Uma pessoa a mais numa equipa de duas é, de facto, um aumento de 50%. Mas dá a ideia errada, é ardiloso, argumentou o sócio depois da entrevista. Ficou incomodado com aquela artimanha, confessou que teve medo de que o jornalista fosse competente e fizesse a pergunta que se impunha: Quantos são agora na agência?

Marco Pacheco
Sobre o autor
Marco Pacheco

Estamos numa pequena agência de publicidade prestes a tornar-se grande ou, pelo menos, maior. O grande cliente capaz de operar essa transformação caminha por entre as secretárias dos colaboradores com as mãos juntas atrás das costas como se fosse um general na parada a passar revista às suas tropas. Só que, por enquanto, estas tropas não estão sob o seu comando, além de que nunca pegaram numa arma de publicidade, desconhecem como se maneja uma campanha e, portanto, ignoram como se acerta num alvo.

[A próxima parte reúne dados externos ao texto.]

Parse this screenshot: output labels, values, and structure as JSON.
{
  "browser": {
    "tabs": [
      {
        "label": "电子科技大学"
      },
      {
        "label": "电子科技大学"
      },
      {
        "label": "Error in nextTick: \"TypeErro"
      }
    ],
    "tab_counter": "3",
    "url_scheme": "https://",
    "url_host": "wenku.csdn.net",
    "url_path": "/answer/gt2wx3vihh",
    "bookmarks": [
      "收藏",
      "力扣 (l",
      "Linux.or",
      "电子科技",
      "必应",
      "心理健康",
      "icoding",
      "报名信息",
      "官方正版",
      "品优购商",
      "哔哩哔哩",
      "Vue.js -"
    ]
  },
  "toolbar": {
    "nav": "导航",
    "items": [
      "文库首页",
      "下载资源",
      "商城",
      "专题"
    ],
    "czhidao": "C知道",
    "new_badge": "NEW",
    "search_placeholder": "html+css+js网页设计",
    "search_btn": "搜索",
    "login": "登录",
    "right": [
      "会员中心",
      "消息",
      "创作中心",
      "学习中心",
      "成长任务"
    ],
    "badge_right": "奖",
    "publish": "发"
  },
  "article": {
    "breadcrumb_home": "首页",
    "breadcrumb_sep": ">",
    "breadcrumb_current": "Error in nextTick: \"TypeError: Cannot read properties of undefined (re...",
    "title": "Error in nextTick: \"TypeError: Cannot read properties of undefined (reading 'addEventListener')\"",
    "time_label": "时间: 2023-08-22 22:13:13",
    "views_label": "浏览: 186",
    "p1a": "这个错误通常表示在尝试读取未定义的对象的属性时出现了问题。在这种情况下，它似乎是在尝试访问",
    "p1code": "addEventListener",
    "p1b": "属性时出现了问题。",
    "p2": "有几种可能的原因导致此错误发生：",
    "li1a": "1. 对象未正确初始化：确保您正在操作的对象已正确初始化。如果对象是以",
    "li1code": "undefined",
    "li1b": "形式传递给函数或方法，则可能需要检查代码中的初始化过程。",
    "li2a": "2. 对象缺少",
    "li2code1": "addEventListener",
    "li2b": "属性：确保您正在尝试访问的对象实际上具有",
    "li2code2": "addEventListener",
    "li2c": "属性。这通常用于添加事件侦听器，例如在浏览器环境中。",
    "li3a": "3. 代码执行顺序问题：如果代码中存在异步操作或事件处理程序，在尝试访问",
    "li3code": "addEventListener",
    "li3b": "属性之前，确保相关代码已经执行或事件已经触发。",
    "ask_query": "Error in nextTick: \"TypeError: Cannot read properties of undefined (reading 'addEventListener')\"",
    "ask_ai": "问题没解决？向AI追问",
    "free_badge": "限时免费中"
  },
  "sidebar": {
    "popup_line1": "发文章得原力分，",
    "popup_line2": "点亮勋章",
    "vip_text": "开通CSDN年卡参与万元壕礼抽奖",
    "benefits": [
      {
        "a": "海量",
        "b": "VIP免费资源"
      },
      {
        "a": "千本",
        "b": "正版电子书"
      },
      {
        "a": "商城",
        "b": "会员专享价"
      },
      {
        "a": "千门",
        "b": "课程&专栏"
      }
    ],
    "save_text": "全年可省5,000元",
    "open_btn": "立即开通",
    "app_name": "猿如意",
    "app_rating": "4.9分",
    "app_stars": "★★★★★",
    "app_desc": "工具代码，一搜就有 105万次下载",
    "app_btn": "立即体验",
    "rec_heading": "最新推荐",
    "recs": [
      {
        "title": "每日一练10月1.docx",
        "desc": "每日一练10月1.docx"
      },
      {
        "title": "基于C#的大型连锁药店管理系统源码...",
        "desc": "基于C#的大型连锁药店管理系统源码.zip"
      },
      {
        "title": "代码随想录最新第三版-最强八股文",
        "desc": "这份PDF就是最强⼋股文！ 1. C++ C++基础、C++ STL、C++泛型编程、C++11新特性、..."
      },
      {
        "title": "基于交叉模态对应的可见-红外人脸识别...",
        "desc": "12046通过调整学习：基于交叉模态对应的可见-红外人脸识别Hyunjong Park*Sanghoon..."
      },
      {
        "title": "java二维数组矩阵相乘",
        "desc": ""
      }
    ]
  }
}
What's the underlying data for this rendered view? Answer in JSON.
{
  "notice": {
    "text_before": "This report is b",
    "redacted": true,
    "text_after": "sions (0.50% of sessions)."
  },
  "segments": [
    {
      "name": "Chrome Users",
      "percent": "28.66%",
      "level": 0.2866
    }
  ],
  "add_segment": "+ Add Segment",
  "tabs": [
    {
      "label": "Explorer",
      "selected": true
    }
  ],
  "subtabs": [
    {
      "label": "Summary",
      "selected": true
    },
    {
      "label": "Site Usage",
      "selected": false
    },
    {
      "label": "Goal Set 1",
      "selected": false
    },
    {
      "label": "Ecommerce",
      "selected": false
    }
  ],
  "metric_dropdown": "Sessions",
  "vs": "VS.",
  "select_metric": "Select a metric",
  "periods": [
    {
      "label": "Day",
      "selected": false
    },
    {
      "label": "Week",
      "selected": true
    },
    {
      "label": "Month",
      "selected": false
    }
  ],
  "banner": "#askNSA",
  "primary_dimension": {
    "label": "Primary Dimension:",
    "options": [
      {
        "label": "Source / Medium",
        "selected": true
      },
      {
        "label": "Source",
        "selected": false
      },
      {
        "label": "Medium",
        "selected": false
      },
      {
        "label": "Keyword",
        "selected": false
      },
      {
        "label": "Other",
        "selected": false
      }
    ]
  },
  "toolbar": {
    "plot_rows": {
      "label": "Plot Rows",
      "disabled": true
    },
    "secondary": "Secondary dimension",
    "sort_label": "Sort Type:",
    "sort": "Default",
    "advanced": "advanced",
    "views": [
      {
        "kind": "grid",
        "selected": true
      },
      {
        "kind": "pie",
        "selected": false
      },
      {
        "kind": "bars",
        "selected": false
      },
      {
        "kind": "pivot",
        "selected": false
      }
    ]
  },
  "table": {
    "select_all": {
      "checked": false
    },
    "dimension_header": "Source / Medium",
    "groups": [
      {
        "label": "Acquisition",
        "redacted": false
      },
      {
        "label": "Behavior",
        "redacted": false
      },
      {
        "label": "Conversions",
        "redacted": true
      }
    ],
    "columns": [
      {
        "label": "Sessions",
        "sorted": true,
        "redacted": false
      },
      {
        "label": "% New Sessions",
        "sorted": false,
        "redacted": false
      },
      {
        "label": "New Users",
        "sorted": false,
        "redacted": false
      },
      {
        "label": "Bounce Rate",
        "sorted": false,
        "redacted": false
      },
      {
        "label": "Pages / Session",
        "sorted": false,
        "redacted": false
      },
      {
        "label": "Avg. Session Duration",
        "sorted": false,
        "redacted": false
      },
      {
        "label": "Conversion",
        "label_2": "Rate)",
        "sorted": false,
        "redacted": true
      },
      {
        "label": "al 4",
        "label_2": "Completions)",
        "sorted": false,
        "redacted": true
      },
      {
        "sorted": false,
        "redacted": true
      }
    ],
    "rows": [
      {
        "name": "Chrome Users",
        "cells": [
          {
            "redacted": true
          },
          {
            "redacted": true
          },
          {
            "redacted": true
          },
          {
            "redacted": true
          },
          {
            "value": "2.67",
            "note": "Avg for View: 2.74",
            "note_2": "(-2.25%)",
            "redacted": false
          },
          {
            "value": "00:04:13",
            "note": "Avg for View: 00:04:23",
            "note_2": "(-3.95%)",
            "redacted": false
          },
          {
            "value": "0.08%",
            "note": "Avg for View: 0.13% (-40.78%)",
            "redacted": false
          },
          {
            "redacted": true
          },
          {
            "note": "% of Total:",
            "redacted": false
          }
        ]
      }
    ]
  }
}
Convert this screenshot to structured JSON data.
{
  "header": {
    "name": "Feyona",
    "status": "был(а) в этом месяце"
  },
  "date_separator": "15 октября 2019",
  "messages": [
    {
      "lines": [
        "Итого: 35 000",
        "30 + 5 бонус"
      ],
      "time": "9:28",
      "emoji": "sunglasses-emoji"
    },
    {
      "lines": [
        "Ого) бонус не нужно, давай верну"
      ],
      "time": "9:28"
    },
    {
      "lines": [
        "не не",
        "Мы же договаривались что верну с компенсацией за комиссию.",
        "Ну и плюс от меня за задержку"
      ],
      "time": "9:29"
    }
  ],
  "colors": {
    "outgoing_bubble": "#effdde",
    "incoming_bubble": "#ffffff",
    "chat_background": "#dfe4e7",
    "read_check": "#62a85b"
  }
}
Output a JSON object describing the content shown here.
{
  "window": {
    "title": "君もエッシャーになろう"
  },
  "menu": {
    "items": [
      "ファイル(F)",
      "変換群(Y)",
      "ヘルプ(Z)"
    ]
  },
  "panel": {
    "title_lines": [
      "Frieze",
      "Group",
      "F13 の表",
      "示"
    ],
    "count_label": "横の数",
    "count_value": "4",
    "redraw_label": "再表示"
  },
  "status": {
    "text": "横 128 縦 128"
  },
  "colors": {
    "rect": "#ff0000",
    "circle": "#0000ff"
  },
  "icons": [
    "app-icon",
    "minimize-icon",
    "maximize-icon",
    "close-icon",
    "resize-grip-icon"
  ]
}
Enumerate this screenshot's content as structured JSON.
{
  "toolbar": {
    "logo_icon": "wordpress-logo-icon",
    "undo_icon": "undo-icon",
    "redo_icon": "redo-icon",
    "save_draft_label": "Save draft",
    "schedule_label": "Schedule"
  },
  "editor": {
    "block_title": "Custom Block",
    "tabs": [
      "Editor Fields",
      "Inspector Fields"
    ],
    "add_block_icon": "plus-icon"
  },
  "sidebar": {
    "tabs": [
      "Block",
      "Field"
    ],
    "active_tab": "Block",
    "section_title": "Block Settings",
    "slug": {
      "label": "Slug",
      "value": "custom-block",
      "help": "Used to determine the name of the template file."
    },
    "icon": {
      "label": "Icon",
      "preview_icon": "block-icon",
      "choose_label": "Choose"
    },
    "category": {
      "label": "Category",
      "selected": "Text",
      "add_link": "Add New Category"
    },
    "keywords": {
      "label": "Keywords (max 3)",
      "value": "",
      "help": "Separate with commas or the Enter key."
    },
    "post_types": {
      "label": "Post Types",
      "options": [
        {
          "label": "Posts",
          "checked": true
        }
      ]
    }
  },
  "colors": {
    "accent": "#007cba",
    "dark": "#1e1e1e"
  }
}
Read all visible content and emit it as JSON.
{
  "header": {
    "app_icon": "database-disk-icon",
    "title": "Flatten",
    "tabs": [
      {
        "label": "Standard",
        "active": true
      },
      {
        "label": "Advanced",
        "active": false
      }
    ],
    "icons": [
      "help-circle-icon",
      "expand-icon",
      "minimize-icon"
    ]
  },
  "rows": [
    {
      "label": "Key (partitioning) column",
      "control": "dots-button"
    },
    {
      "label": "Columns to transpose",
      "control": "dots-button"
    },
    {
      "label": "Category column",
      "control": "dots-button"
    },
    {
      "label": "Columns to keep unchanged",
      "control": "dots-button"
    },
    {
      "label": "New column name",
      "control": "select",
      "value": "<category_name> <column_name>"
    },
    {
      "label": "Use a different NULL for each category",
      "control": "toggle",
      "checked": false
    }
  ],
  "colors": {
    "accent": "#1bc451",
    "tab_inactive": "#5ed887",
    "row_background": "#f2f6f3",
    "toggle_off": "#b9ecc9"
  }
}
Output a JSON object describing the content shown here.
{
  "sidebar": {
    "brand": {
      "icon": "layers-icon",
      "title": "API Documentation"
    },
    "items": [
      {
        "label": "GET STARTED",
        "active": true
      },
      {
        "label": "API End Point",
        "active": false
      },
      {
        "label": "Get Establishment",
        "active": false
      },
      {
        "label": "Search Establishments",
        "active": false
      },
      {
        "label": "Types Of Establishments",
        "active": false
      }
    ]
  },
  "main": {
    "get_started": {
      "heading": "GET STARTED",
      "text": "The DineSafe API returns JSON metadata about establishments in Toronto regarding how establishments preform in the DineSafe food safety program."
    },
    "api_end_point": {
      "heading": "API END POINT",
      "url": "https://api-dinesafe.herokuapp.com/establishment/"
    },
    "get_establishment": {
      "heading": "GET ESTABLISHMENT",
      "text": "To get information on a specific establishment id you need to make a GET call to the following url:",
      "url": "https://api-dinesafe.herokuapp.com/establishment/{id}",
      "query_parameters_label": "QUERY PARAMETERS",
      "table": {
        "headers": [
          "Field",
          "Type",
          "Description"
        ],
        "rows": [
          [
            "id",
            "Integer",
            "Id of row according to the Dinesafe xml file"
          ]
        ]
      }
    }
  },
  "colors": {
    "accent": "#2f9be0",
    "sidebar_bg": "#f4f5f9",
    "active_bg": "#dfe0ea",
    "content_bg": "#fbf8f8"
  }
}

Estes ‘criativos’, assim mesmo entre aspas, não fazem ideia do que é um título ou um layout, os ‘accounts’ nunca fizeram um orçamento na vida e os ‘planeadores estratégicos’ desconhecem o que possa ser um brief, ou bife, ou lá o que é. Com uma honrosa exceção, todos eles ouviram falar destes conceitos no dia anterior, alguns até no próprio dia da visita do potencial grande cliente.

Fazendo as honras da casa, seguem com o general-freguês dois oficiais que são os sócios fundadores da pequena agência, um diretor criativo e uma estratega que se fartaram das multinacionais e decidiram arriscar por sua conta, mesmo sem um cliente certo para começar, condição mínima habitual nestas aventuras empreendedoras.

Ao início, eram apenas os dois e alguns freelancers quando tinham um pico de trabalho. Infelizmente, os picos nunca se transformaram em planaltos e três anos depois a agência continua a viver de pico em pico, com extensos e áridos vales de permeio que nunca permitiram mais do que a contratação de um diretor de arte a título definitivo. Foi justamente por essa altura, numa entrevista a uma publicação do meio, que a sócia estratega afirmou, para grande espanto e desconforto do outro sócio também entrevistado:

— Estamos a crescer, aumentámos a nossa equipa em 50%.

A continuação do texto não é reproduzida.